T. Rowe Price NEW ERA FUND (PRNEX) Portfolio Manager Tim Parker invests in a wide range of commodities-related companies worldwide. Although 70% of the portfolio is domestic, the vast majority of its holdings have a global reach. "Being global lets us widen the net so we can look for best-of-breed, inflation-sensitive stocks in a variety of markets," he says. He also invests tactically, based on his outlook for a given commodity. He might select companies in particular sections of the commodities chain—emphasizing either oil suppliers or oil refiners, for example, to capture potential gains should oil prices rise. This fund may underperform when economic growth is slowing and the level of inflation is low. Because of the cyclical nature of natural resource companies, their stock prices and rates of earnings growth may follow an irregular path. Factors such as natural disasters, declining currencies, market illiquidity, or political instability in commodity-rich nations could also have a negative impact on various portfolio holdings and cause a drop in share prices.

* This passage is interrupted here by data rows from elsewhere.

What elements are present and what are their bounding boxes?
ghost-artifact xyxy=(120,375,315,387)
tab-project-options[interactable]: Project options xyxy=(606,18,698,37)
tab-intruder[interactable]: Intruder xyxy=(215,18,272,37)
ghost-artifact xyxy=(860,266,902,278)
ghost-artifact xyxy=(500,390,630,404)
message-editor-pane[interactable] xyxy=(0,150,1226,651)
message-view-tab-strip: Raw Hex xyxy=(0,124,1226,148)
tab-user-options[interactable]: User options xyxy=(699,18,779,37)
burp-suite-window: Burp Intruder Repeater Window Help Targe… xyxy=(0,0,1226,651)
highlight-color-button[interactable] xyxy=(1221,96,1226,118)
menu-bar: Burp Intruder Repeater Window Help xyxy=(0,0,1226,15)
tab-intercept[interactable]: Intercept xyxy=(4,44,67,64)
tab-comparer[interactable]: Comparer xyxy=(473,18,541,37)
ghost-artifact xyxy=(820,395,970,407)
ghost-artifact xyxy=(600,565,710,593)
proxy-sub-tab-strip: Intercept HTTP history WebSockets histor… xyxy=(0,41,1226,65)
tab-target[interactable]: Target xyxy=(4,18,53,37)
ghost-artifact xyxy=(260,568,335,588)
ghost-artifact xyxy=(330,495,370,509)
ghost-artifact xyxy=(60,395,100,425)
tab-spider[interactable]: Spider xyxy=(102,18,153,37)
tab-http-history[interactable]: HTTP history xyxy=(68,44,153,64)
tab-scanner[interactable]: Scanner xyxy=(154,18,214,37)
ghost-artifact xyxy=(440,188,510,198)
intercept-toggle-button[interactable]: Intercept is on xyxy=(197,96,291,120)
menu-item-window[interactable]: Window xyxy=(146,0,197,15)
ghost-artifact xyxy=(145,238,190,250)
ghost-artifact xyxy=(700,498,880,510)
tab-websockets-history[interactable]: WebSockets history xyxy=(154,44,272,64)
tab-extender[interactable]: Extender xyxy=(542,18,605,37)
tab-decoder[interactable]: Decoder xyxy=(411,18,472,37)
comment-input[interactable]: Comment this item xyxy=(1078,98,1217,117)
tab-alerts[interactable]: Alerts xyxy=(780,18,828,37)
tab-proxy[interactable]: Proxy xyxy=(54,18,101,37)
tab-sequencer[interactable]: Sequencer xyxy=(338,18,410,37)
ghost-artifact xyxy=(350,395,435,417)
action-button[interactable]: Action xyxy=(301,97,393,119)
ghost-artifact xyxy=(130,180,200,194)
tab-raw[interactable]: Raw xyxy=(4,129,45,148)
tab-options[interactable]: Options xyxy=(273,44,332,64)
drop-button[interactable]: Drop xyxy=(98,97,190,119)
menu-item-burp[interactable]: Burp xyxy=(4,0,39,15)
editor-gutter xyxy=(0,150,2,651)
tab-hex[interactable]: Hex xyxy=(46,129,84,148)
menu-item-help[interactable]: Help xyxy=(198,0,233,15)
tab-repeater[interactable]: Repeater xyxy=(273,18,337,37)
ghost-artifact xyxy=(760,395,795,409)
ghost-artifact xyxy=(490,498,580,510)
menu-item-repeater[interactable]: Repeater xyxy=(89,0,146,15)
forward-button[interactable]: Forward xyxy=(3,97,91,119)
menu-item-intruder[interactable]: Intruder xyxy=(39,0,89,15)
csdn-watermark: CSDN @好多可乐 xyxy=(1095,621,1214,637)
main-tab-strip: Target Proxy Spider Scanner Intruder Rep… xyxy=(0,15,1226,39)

T. Rowe Price REAL ASSETS FUND (PRAFX) Real assets is a broad category that includes assets with physical properties, such as energy and natural resources, real estate, basic materials, equipment, utilities and infrastructure, and commodities. Investors can gain exposure to these assets through stocks in companies, which often have a greater correlation with inflation than other securities. Over shorter periods, however, real assets stocks may be more volatile than other stocks, and investors are cautioned against concentrating their investments in this or other single asset classes.
T. Rowe Price RETIREMENT FUNDS Retirement date funds, often referred to as target-date funds, offer a simple alternative to trying to select the appropriate mix of stock and bond funds. Each professionally managed fund invests in a diversified range of T. Rowe Price stock and bond mutual funds. The asset allocation gradually becomes more conservative over time in order to dampen the fund's potential volatility and provide an income stream made up of regular withdrawals throughout retirement. The funds are designed to provide some protection against inflation by investing in securities that generally benefit from rising prices. These include energy and natural resources stocks, as well as real estate, basic materials, equipment, utilities, infrastructure, and commodities securities. Many of the funds also invest in TIPS and other inflation-focused securities.
1Mckinsey & Company, Mobilizing for a Resource Revolution, January 2012.
2Bureau of Labor Statistics, Consumer Expenditures, 2010.
3, 4Ibbotson Associates, Ibbotson® SBBI® 2012 Classic Yearbook.